As Colorado fentanyl deaths continue to rise, here’s the DEA’s new approach to combat the problem

At least 1,089 people died from fentanyl poisoning in 2023, up 18.4% from the year before, preliminary data shows

As many as 7 in 10 counterfeit pills tested in 2023 contained a potentially lethal dose of fentanyl, or roughly the amount that fits on the tips of a pencil, national DEA laboratory testing showed. (Photo courtesy of Rocky Mountain Field Division of the Drug Enforcement Administration)

Fentanyl-related overdose deaths hit a new high in 2023 as law enforcement seized record amounts of the synthetic opioid, official data shows.

At least 1,089 people died from fentanyl poisoning last year, up 18.4% from 920 the year before, according to preliminary data released by the Colorado Department of Public Health and Environment.

A surge that started five years ago has continued, with the number of fentanyl-related deaths increasing more than 900% from the 102 recorded in 2018, data from the health department’s Center for Health and Environmental Data shows.

Denver recorded more deaths in 2023 than any other county with 321, compared with Adams (136), Arapahoe (133), Jefferson (124) and El Paso (116).

The health department anticipates releasing final data in June.

So far this year, 141 fatalities have been reported to the CDPHE, however the data is typically lagging by at least three months. Denver again leads with 37 deaths from fentanyl.

The Centers for Disease Control and Prevention’s records tell a similar story about Colorado. In 2023, 1,187 fatalities were registered provisionally in the “other synthetic narcotics” category, which mainly comprises fentanyl. Unlike the state agency, the CDC said it does not have an exact number of fentanyl deaths.

The numbers for 2023 mark a 22.2% rise from the previous year and a 785% surge since 2018, according to the CDC database.

“We are facing more than just an opioid crisis in the U.S”, said Nora Volkow, director of the National Institute on Drug Abuse at the National Institutes of Health. “Stimulants like methamphetamine, which is more prevalent in use in the Western U.S., are now increasingly being contaminated or used together with fentanyl.”

As fentanyl deaths in Colorado soared, the Drug Enforcement Administration seizures of the drug here also spiked. In 2023, the agency confiscated a record 2.61 million pills in Colorado, up from 1.9 million in 2022 and 565,200 in 2021. This year, the DEA Rocky Mountain Field Division is on pace to beat those numbers, after seizing 1.4 million pills, between January and March, more than half of the amount seized last year.

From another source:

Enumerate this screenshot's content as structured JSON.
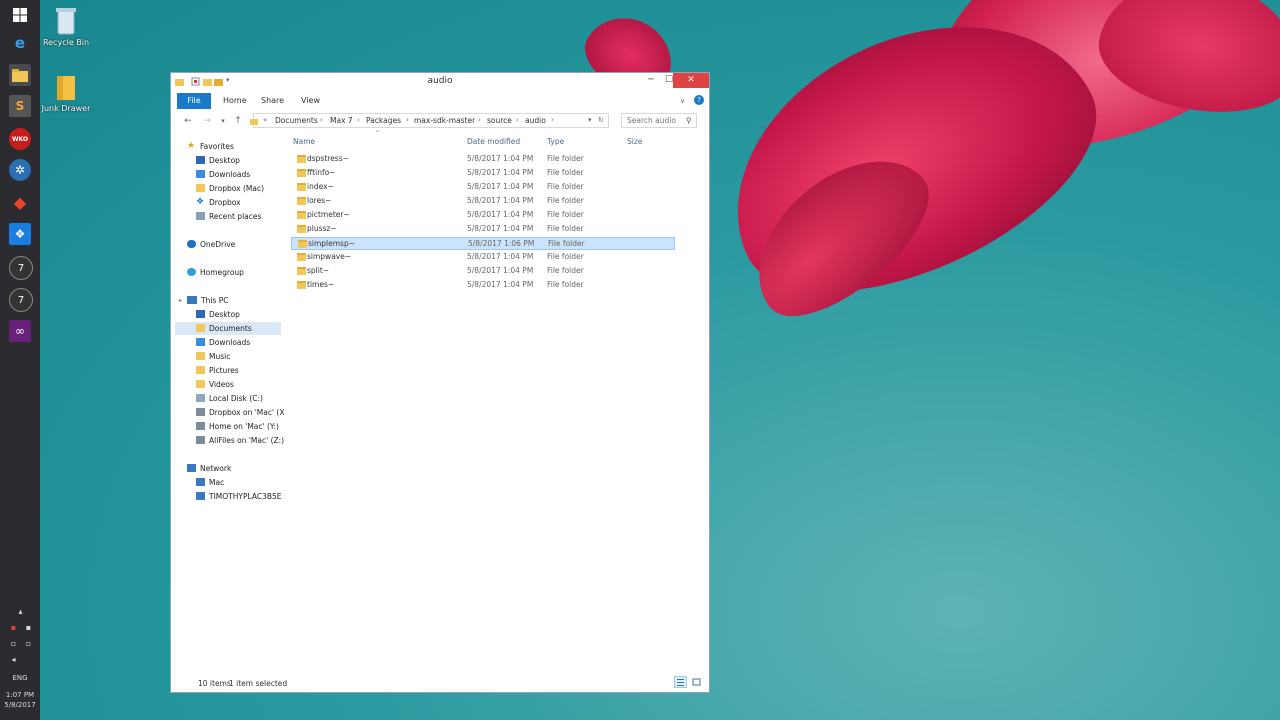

News of the rising death toll comes days after the DEA announced a new strategy to combat fentanyl in the Rocky Mountain region. Earlier this month around 200 money service businesses and financial institutions that aid in sending money to people in other countries were asked to cooperate in an investigation into the cash flowing to support the illicit opioid market.

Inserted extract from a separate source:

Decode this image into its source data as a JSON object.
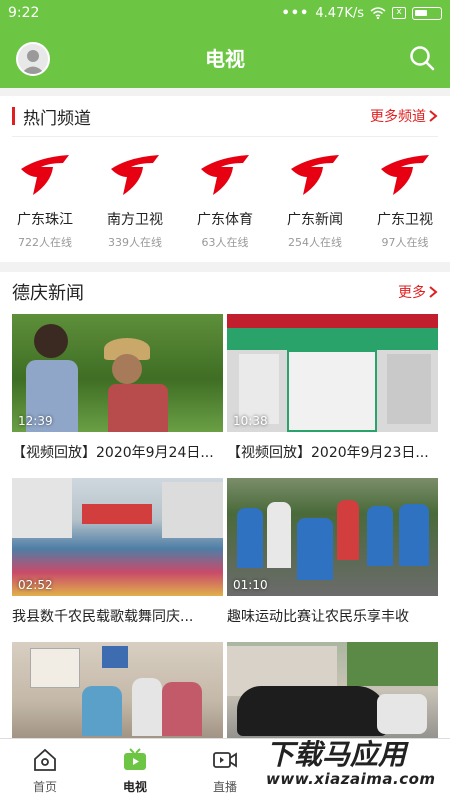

The probe, called Operation “Cash Out,” was launched in Colorado, Utah, Wyoming and Montana by the DEA, IRS and the Rocky Mountain High Intensity Drug Trafficking Area, the DEA said in a news release.

U.S. authorities say fentanyl constitutes a multi-billion-dollar enterprise for Mexican cartels such as Sinaloa and Jalisco, which operate near the U.S. border.

“The only thing they care about is their money. This interagency operation intends to target the networks and seize their assets through building stronger relationships with the private sector financial community,” said David Olesky, acting special agent in charge for DEA’s Rocky Mountain Field Division, in the release.

In recent years, new legislationofficial investigations and initiatives from families and schools have emerged to prevent and combat the rising number of fentanyl-related deaths in Colorado, a bill signed into law on April 22 making it legal for students and staff at public and charter schools to carry and administer opioid overdose reversal drugs such as naloxone.

“The Colorado Department of Public Health and Environment is committed to doing all we can to prevent drug overdoses, and one of our current strategies is to increase access to naloxone,” said the state agency in a statement.